Le nombre de victime est élevé. Il y avait au 3 décembre, toujours d’après l’Institut national de santé publique, 382 cas détectés. Cela porterait potentiellement le taux de mortalité à 7 %. C’est important, anormal. Mais il ne faut pas tirer de conclusions hâtives. Rappelons que l’épidémie intervient dans l’une des régions les plus pauvres du pays, lui-même peu organisé. Il y a un taux de dénutrition très élevé, donc beaucoup de gens meurent à la moindre infection. A ceci s’ajoute un grand manque de dépistage. Le taux réel de mortalité reste incertain.

Que sait-on des symptômes et de la nature de cet agent pathogène ?

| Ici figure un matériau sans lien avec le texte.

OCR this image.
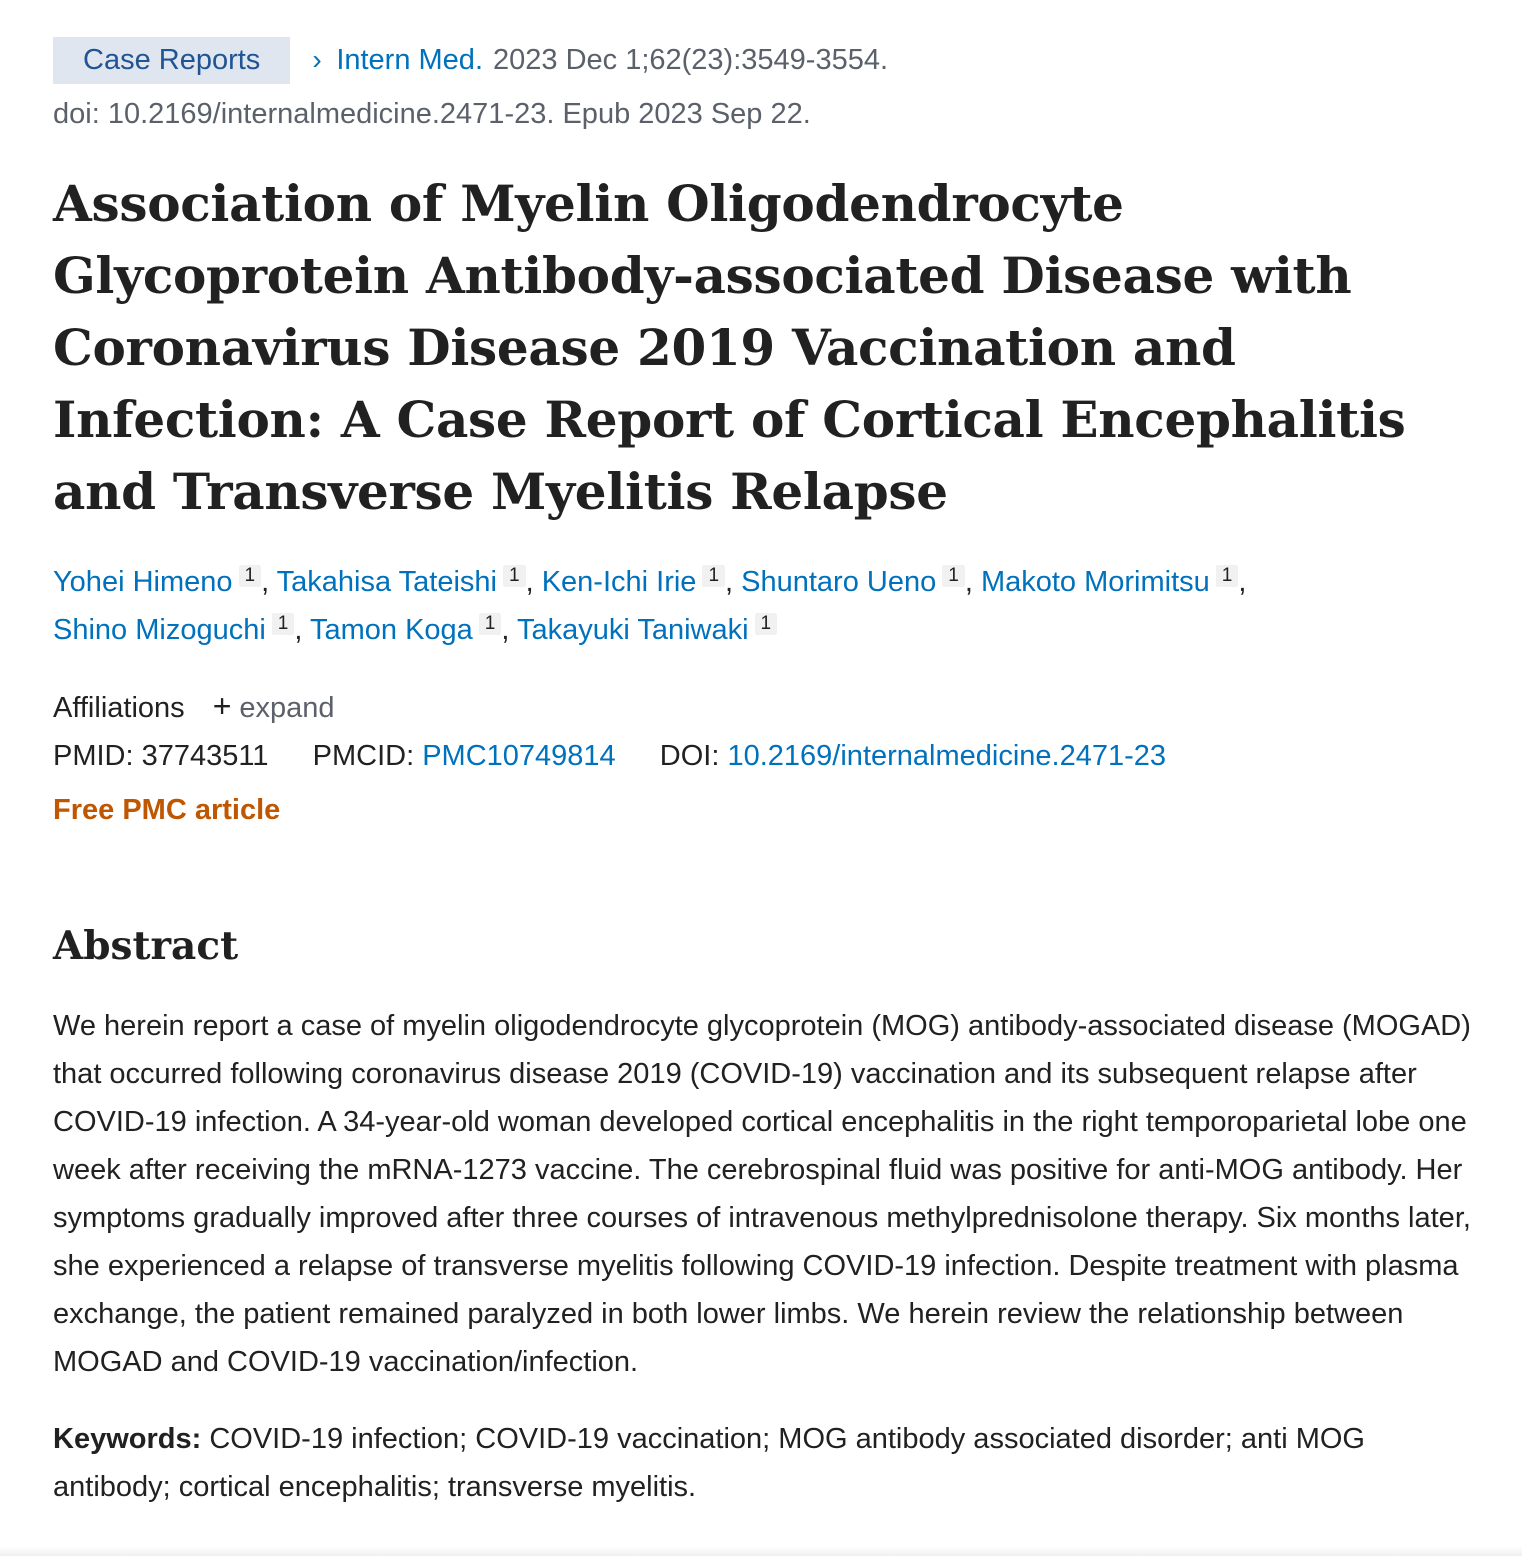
Case Reports	› Intern Med. 2023 Dec 1;62(23):3549-3554.
doi: 10.2169/internalmedicine.2471-23. Epub 2023 Sep 22.
Association of Myelin Oligodendrocyte Glycoprotein Antibody-associated Disease with Coronavirus Disease 2019 Vaccination and Infection: A Case Report of Cortical Encephalitis and Transverse Myelitis Relapse
Yohei Himeno 1 , Takahisa Tateishi 1 , Ken-Ichi Irie 1 , Shuntaro Ueno 1 , Makoto Morimitsu 1 ,
Shino Mizoguchi 1 , Tamon Koga 1 , Takayuki Taniwaki 1
Affiliations + expand
PMID: 37743511 PMCID: PMC10749814 DOI: 10.2169/internalmedicine.2471-23
Free PMC article
Abstract

We herein report a case of myelin oligodendrocyte glycoprotein (MOG) antibody-associated disease (MOGAD) that occurred following coronavirus disease 2019 (COVID-19) vaccination and its subsequent relapse after COVID-19 infection. A 34-year-old woman developed cortical encephalitis in the right temporoparietal lobe one week after receiving the mRNA-1273 vaccine. The cerebrospinal fluid was positive for anti-MOG antibody. Her symptoms gradually improved after three courses of intravenous methylprednisolone therapy. Six months later, she experienced a relapse of transverse myelitis following COVID-19 infection. Despite treatment with plasma exchange, the patient remained paralyzed in both lower limbs. We herein review the relationship between MOGAD and COVID-19 vaccination/infection.

Keywords: COVID-19 infection; COVID-19 vaccination; MOG antibody associated disorder; anti MOG antibody; cortical encephalitis; transverse myelitis.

Selon les autorités sanitaires, l’agent pathogène affecterait essentiellement les voies respiratoires, bien qu’on recense aussi des maux de tête et des douleurs musculaires. On peut donc penser à une pathologie pulmonaire. Mais on ne sait quasiment rien. Il est possible qu’il s’agisse d’un virus ou d’une bactérie déjà connue, aucune piste n’est exclue.

Nous n’avons aucune donnée fiable sur le mode de transmission ou la contagiosité. Des prélèvements ont été envoyés dans des laboratoires nationaux pour faire un premier séquençage. L’Organisation mondiale de la santé [OMS] a déployé une équipe d’épidémiologistes, de cliniciens, de techniciens de laboratoire et d’experts de la lutte anti-infectieuse pour aider les autorités sanitaires. D’ici à dimanche, nous devrions en savoir plus.

Que va-t-il falloir surveiller dans les prochaines semaines ?

Il faut absolument savoir si la cause est bactérienne ou virale. Cela change tout. Si c’est bactérien, peut-être que nous avons déjà des antibiotiques efficaces. Si c’est viral, la situation pourrait être bien plus compliquée, car il y a très peu de médicaments antiviraux efficaces. Le risque, alors, serait qu’il soit beaucoup plus difficile de lutter contre cet agent pathogène. Africa CDC, l’OMS et de nombreuses ONG sont présentes sur place, l’attention est élevée. Nous devrions bientôt en savoir plus sur la réponse à apporter.

Est-ce qu’il peut s’agir du Covid-19, ou du Mpox ?

Des dépistages rapides ont été faits, semble-t-il, et excluraient a priori le Covid, même si à ce stade, il n’est pas possible d’avoir des certitudes. Le Mpox, ou orthopoxvirose simienne de son nom scientifique, a émergé au Congo dans les années 1970, et un variant a récemment muté là-bas, mais il est peu probable que ce soit cela. Cette maladie est très identifiable car elle provoque des vésicules et des pustules. Il peut y avoir des formes pulmonaires du Mpox mais si c’était le cas, les médecins sur place auraient rapporté des atteintes sur la bouche et le corps des malades. Mais on ne peut rien exclure.

Hongkong vient de renforcer ses mesures de contrôle sanitaire aux frontières pour les vols en provenance d’Afrique. Faut-il faire pareil ?

Pour l’instant, il n’y a pas de raison particulière d’appliquer des mesures de contrôle sanitaire aux frontières. Ce n’est pas une décision internationale, mais le fait de Hongkong uniquement. Depuis l’épidémie de Sars en 2003, le pays est souvent le premier à procéder à de telles réponses. Mais il est important que les médecins français qui seraient susceptibles de recevoir des patients venant de la zone soient au courant de la situation. Cela fait partie de la surveillance mise en place en France.